In October, the agency had to euthanize four wolves it said were responsible for 70 livestock losses over a period of six months. In spite of the CDFW’s nonlethal approaches to the problem, the agency said livestock had become the wolves’ main food source.
“Despite extensive adaptive management deterrence efforts, including the use of drones, non-lethal bean bags, all-terrain vehicles, foot presence, diversionary feeding, fladry installation, and field presence 24-hours a day, seven days a week, these wolves became habituated to cattle as a primary food source, a behavioral shift that threatens both livestock and the ecological integrity of wolf recovery,” the CDFW said in October.
CDFW scientists learned that wolves were teaching their young that livestock — not elk or deer — were their main prey. Euthanizing a breeding pair was a step toward recalibrating the pack’s prey choices.

“Several things can be true simultaneously,” said CDFW Director Charlton Bonham. “Wolves are here in California and that is an amazing ecological return. Yet, their reemergence is a significant, disruptive change for rural communities. Wolves are one of the state’s most iconic species and coexistence is our collective future but that comes with tremendous responsibility and sometimes hard decisions.
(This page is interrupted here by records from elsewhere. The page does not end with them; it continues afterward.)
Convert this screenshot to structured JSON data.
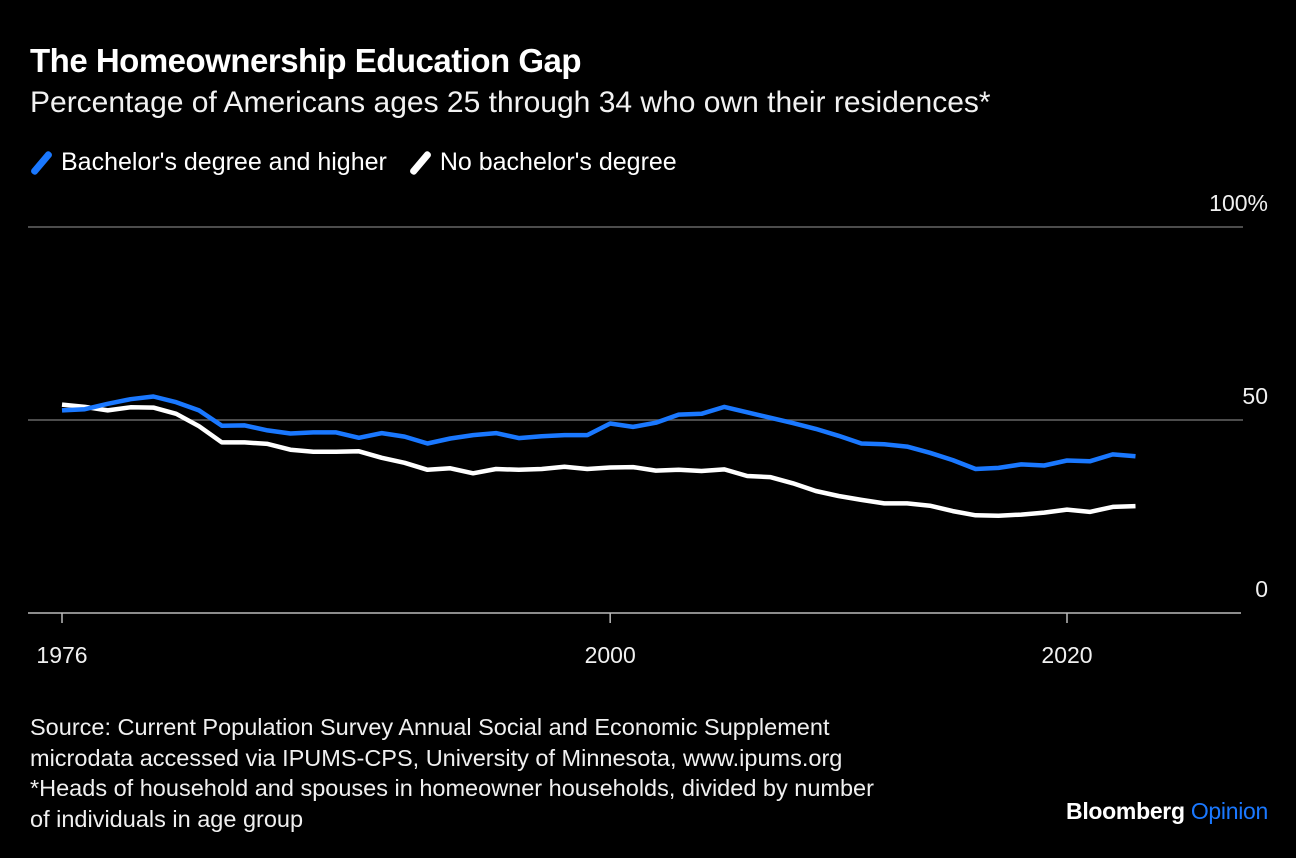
{
  "header": {
    "title": "The Homeownership Education Gap",
    "subtitle": "Percentage of Americans ages 25 through 34 who own their residences*"
  },
  "footer": {
    "source_line1": "Source: Current Population Survey Annual Social and Economic Supplement",
    "source_line2": "microdata accessed via IPUMS-CPS, University of Minnesota, www.ipums.org",
    "note_line1": "*Heads of household and spouses in homeowner households, divided by number",
    "note_line2": "of individuals in age group",
    "brand": "Bloomberg",
    "brand_suffix": "Opinion"
  },
  "colors": {
    "background": "#000000",
    "bachelors": "#1a78ff",
    "no_bachelors": "#ffffff",
    "gridline": "#666666"
  },
  "chart_data": {
    "type": "line",
    "title": "The Homeownership Education Gap",
    "subtitle": "Percentage of Americans ages 25 through 34 who own their residences*",
    "xlim": [
      1976,
      2023
    ],
    "ylim": [
      0,
      100
    ],
    "x_ticks": [
      1976,
      2000,
      2020
    ],
    "y_ticks": [
      {
        "value": 0,
        "label": "0"
      },
      {
        "value": 50,
        "label": "50"
      },
      {
        "value": 100,
        "label": "100%"
      }
    ],
    "grid": true,
    "legend_position": "top-left",
    "x": [
      1976,
      1977,
      1978,
      1979,
      1980,
      1981,
      1982,
      1983,
      1984,
      1985,
      1986,
      1987,
      1988,
      1989,
      1990,
      1991,
      1992,
      1993,
      1994,
      1995,
      1996,
      1997,
      1998,
      1999,
      2000,
      2001,
      2002,
      2003,
      2004,
      2005,
      2006,
      2007,
      2008,
      2009,
      2010,
      2011,
      2012,
      2013,
      2014,
      2015,
      2016,
      2017,
      2018,
      2019,
      2020,
      2021,
      2022,
      2023
    ],
    "series": [
      {
        "name": "Bachelor's degree and higher",
        "color": "#1a78ff",
        "values": [
          52.5,
          52.8,
          54.2,
          55.4,
          56.1,
          54.6,
          52.5,
          48.5,
          48.6,
          47.3,
          46.5,
          46.8,
          46.8,
          45.4,
          46.6,
          45.7,
          43.9,
          45.2,
          46.1,
          46.6,
          45.3,
          45.8,
          46.1,
          46.1,
          49.1,
          48.2,
          49.3,
          51.4,
          51.6,
          53.4,
          52.0,
          50.6,
          49.2,
          47.7,
          45.9,
          43.9,
          43.7,
          43.1,
          41.5,
          39.6,
          37.3,
          37.6,
          38.5,
          38.2,
          39.5,
          39.3,
          41.1,
          40.6
        ]
      },
      {
        "name": "No bachelor's degree",
        "color": "#ffffff",
        "values": [
          54.0,
          53.4,
          52.5,
          53.3,
          53.2,
          51.6,
          48.4,
          44.2,
          44.2,
          43.8,
          42.3,
          41.8,
          41.8,
          41.9,
          40.2,
          38.9,
          37.1,
          37.5,
          36.2,
          37.3,
          37.1,
          37.3,
          37.9,
          37.3,
          37.7,
          37.8,
          36.9,
          37.1,
          36.8,
          37.2,
          35.5,
          35.2,
          33.6,
          31.6,
          30.3,
          29.3,
          28.4,
          28.4,
          27.8,
          26.4,
          25.3,
          25.2,
          25.5,
          26.0,
          26.8,
          26.2,
          27.5,
          27.7
        ]
      }
    ]
  }
}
The Beyem Seyo pack became so reliant on cattle at an unprecedented level, and we could not break the cycle, which ultimately is not good for the long-term recovery of wolves or for people.”
“As wolves increase in number and range, California ranchers are in dire need of additional tools” to “deter wolf attacks,” said Kirk Wilbur, vice president of government affairs for the California Cattlemen’s Association.
California’s gray wolves are classified as both federally and state endangered. Harming them is a crime punishable by law.
Wildlife capture operations will take place on lands managed by CDFW, the USDA Forest Service, the Bureau of Land Management as well as on private properties with permission from landowners.